Es war die lauteste und schärfste Debatte in einer Stadt, die den Sammlern zugleich unglaublich viel Kunst zu verdanken hat, wie Michael Eissenhauer als Berlins oberster Museumschef zu Recht anmerkt. In diese Reihe gehören neben der Flick Collection die Sammlungen Marx und Marzona im Hamburger Bahnhof mit Beuys, Warhol und Rauschenberg, die Surrealisten von Scharf-Gerstenberg im östlichen Stülerbau und nun auch Pietzsch. Wegen deren Kollektion fragen die deutschen Kunsthistoriker nun in ihrer Petition, ob die „Schenkungsbedingungen einer Privatsammlung Druck auf intakte Museen“ ausüben dürfen. Dabei stehen gerade die Kunsthistoriker in der Pflicht, den Wert solcher Sammlungen festzustellen, und so die Basis für Diskussionen zu schaffen.
Denn die wenigsten Privatsammler gehen enzyklopädisch vor. Der individuelle Geschmack spielt eine Rolle, ebenso das Angebot. Wer europäische Moderne sammelt, hat es heute doppelt schwer: Die meisten Meisterwerke befinden sich längst in Museen, außerdem bieten Oligarchen von Russland bis Indien mit, seit Kunst global als sichere Wertanlage gilt. Sammler wie Christian Boros oder Thomas Olbricht haben sich auch deshalb auf die jüngste Gegenwartskunst verlegt und stellen sie in eigenen Häusern aus.

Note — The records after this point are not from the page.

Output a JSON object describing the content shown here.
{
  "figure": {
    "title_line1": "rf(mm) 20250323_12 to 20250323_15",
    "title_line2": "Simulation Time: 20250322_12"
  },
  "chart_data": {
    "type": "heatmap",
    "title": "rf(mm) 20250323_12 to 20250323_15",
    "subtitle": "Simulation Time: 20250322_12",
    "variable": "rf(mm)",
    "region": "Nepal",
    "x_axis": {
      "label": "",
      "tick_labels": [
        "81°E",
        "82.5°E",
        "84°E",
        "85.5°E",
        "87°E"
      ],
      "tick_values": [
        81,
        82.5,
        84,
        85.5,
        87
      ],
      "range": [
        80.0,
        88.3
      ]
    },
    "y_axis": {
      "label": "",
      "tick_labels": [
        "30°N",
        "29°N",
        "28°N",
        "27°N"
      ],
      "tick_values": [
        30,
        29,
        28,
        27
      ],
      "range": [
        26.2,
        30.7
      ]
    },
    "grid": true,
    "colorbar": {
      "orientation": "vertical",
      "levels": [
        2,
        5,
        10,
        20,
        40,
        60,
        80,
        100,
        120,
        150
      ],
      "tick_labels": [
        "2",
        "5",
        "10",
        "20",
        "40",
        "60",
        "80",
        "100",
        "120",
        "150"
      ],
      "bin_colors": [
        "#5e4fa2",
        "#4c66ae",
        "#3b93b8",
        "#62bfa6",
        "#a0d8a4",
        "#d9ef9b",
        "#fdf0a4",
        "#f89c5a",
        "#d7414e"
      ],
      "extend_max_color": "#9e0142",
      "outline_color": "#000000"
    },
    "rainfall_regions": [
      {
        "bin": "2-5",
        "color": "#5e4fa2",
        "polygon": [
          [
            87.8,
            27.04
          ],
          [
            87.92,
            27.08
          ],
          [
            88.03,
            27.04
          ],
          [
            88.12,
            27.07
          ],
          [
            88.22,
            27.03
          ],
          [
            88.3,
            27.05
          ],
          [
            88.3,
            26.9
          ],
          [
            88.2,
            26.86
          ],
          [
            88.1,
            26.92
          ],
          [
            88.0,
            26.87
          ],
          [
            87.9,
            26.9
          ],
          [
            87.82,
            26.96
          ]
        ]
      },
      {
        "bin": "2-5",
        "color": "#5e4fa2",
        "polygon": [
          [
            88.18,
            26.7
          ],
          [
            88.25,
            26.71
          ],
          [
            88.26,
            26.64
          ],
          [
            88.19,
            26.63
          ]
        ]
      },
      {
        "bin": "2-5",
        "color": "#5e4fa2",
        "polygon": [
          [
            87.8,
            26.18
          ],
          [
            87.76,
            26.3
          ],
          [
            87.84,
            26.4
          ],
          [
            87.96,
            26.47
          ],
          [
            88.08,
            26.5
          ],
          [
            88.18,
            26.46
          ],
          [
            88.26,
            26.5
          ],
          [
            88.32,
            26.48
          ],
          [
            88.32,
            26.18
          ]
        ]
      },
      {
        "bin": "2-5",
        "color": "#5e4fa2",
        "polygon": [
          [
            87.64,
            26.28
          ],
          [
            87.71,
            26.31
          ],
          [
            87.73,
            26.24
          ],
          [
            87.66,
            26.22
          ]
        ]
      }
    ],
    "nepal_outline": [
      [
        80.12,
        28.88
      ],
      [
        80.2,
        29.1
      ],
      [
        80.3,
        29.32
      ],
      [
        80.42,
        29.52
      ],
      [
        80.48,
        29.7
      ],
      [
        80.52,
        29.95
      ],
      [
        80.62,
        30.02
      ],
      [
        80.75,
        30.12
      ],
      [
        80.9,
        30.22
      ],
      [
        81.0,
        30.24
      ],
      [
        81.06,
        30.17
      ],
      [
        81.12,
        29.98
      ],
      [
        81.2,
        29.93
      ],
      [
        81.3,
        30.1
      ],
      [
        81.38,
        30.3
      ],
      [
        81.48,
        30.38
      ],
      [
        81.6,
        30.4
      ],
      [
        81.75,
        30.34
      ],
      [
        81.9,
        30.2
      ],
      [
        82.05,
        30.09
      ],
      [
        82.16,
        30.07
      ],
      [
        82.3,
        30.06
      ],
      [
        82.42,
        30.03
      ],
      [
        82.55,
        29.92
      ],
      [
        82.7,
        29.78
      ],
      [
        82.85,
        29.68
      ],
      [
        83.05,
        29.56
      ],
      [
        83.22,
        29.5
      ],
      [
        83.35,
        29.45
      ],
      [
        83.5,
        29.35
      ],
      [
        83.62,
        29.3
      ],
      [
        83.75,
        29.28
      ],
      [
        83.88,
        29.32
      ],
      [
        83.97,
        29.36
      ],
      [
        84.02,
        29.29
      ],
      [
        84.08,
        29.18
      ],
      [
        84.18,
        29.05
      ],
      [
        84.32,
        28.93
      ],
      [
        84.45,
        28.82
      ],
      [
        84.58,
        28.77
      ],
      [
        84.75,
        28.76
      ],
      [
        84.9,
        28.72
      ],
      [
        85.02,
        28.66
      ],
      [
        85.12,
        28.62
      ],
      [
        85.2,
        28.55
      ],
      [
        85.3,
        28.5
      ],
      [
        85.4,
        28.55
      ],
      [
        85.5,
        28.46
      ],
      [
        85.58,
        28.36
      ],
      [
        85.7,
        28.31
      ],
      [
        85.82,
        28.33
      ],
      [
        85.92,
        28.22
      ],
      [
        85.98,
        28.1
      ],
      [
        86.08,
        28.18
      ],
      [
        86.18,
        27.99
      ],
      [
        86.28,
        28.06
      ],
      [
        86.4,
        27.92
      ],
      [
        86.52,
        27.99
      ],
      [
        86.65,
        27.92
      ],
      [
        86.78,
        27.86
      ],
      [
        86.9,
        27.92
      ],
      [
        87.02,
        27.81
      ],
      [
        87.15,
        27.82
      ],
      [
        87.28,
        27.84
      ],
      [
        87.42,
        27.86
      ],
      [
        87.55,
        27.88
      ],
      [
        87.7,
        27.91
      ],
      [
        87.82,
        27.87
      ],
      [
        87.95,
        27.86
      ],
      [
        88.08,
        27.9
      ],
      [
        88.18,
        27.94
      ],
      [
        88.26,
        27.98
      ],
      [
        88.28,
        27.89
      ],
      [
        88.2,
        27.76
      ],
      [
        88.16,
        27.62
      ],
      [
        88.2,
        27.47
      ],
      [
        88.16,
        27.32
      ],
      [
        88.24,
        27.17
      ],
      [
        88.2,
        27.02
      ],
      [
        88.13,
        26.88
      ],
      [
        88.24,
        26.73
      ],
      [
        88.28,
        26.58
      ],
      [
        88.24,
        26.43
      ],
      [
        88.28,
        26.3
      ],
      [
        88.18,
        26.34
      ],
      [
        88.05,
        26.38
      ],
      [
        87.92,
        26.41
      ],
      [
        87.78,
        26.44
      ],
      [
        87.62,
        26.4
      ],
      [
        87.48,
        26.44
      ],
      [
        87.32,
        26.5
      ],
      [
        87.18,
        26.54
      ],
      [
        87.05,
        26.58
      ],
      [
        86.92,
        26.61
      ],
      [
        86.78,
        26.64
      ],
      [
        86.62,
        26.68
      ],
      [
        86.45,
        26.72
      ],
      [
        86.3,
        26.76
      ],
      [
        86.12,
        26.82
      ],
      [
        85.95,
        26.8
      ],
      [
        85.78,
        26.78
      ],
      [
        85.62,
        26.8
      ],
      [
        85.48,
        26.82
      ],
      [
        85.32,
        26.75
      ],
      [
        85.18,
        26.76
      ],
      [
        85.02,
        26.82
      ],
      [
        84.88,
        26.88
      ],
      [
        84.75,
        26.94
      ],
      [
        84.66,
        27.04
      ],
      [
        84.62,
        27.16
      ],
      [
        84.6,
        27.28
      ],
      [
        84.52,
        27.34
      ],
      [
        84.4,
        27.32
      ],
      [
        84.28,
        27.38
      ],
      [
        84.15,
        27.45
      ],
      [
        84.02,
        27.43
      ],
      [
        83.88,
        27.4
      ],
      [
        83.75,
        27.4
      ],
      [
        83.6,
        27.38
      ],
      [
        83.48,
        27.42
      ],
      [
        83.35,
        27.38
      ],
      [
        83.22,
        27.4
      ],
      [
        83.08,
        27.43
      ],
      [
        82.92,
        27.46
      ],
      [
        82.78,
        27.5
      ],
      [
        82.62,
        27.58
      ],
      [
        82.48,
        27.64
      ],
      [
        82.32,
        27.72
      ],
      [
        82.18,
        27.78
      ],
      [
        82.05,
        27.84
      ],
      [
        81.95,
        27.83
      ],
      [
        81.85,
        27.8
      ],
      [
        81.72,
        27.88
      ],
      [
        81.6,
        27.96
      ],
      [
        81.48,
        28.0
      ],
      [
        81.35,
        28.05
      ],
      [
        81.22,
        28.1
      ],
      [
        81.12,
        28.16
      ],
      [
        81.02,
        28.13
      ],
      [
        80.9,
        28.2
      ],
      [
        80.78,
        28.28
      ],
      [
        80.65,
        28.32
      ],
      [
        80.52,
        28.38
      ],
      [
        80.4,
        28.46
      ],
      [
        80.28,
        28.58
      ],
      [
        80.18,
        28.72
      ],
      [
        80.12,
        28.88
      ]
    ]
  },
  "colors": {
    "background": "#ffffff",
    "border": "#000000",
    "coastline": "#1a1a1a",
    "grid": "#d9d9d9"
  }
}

Das Ehepaar Pietzsch wiederum hat sich einvernehmlich darauf eingelassen, dass seine Sammlung der Surrealisten und der Abstrakten Moderne nicht in einem eigenen Haus präsentiert wird. Im Leih- und Nutzungsvertrag von 2010 ist die ständige Präsenz eines „signifikanten“ Teils der Sammlung in den Ausstellungsräumen der Neuen Nationalgalerie festgeschrieben. Das klingt nach einem guten Kompromiss – der allerdings Potenzial für künftige Auseinandersetzungen birgt. Was und wie viel genau heißt „signifikant“? Und wer legt fest, was für die Kunst des 20. Jahrhunderts eine substanzielle Ergänzung darstellt? Auch die Sammler dürften dazu eine Meinung haben.